Mutant-allele Tumor Heterogeneity Values Strongly Related to Outcomes
Overall, mutant-allele tumor heterogeneity values were more strongly related to outcomes than most previously identified risk factors and improved outcome predictions based on all other risk factors the researchers examined.
The impact of mutant-allele tumor heterogeneity value on outcome appeared strongest among patients treated with chemotherapy, which may reflect a greater likelihood that highly heterogeneous tumors contain treatment-resistant cells, Dr. Mroz said. He also noted that what reduces the chance of survival appears to be the subgroups of cells with different mutations within a tumor, not the process of mutation itself. “If all the tumor cells have gone through the same series of mutations, a single treatment might still be able to kill all of them. But if there are subgroups with different sets of mutations, one subgroup might be resistant to one type of treatment, while another subgroup might resist a different therapy,” he said.
In addition to combining mutant-allele tumor heterogeneity values with clinical characteristics to better predict a patient’s chance of successful treatment, Dr. Mroz noted that mutant-allele tumor heterogeneity could someday help determine treatment choice—directing the use of more aggressive therapies against tumors with higher values, while allowing patients with lower values to receive less intense standard treatment. Mutant-allele tumor heterogeneity could be just as useful at predicting outcomes for other solid tumors, the investigators noted, but added that would need to be shown in future studies.
“Our results have important implications for the future of oncology care,” said Dr. Rocco, the Daniel Miller Associate Professor of Otology and Laryngology at Harvard Medical School. “Mutant-allele tumor heterogeneity offers a simple, quantitative way to test hypotheses about intratumor genetic heterogeneity, including the likelihood that targeted therapy will succeed. They also raise important questions about how genetic heterogeneity develops within a tumor and whether heterogeneity can be exploited therapeutically.” ■
Disclosure: The authors reported that the study was supported by National Institute of Dental and Craniofacial Research grants R01DE022087 and RC2DE020958, National Cancer Institute grant R21CA119591, Cancer Prevention Research Institute of Texas grant RP100233, and the Bacardi MEEI Biobank Fund. Massachusetts General Hospital has filed a patent application for the mutant-allele tumor heterogeneity measure.
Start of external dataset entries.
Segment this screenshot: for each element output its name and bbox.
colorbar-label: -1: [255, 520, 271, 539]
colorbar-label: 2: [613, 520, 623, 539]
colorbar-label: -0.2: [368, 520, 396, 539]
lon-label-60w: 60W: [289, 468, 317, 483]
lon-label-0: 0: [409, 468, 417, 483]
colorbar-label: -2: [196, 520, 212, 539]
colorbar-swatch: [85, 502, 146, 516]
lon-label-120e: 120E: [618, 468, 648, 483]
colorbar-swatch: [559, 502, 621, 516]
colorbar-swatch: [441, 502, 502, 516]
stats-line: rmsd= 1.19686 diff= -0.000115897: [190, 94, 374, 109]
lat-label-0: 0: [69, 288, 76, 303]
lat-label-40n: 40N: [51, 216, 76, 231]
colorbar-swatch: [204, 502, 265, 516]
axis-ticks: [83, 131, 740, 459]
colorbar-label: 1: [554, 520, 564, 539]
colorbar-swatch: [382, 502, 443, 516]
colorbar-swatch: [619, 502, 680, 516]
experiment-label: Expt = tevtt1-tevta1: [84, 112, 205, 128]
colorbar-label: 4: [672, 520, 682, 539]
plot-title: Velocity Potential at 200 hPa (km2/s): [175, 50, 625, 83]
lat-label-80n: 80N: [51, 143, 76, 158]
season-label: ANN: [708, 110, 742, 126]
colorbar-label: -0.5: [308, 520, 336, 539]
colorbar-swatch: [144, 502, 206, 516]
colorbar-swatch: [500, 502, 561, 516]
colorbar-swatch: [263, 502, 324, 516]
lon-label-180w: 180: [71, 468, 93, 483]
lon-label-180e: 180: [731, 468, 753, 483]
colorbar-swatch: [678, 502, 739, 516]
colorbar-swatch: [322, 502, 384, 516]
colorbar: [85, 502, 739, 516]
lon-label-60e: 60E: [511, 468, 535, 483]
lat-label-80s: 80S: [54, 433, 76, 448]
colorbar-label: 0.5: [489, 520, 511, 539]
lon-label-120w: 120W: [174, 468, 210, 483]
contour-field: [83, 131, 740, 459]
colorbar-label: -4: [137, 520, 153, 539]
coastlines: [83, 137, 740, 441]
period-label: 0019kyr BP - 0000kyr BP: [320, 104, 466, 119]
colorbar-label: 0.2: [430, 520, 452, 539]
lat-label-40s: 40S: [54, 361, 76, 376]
1. Mroz EA, Tward AD, Pickering CR, et al: High intratumor genetic heterogeneity is related to worse outcome in patients with head and neck squamous cell carcinoma. Cancer. May 20, 2013 (early release online).
2. Mroz EA, Rocco JW: MATH, a novel measure of intrtumor genetic heterogeneity, is high in poor-outcome classes of head and neck squamous cell carcinoma. Oral Oncol 49(3): 211-215, 2013.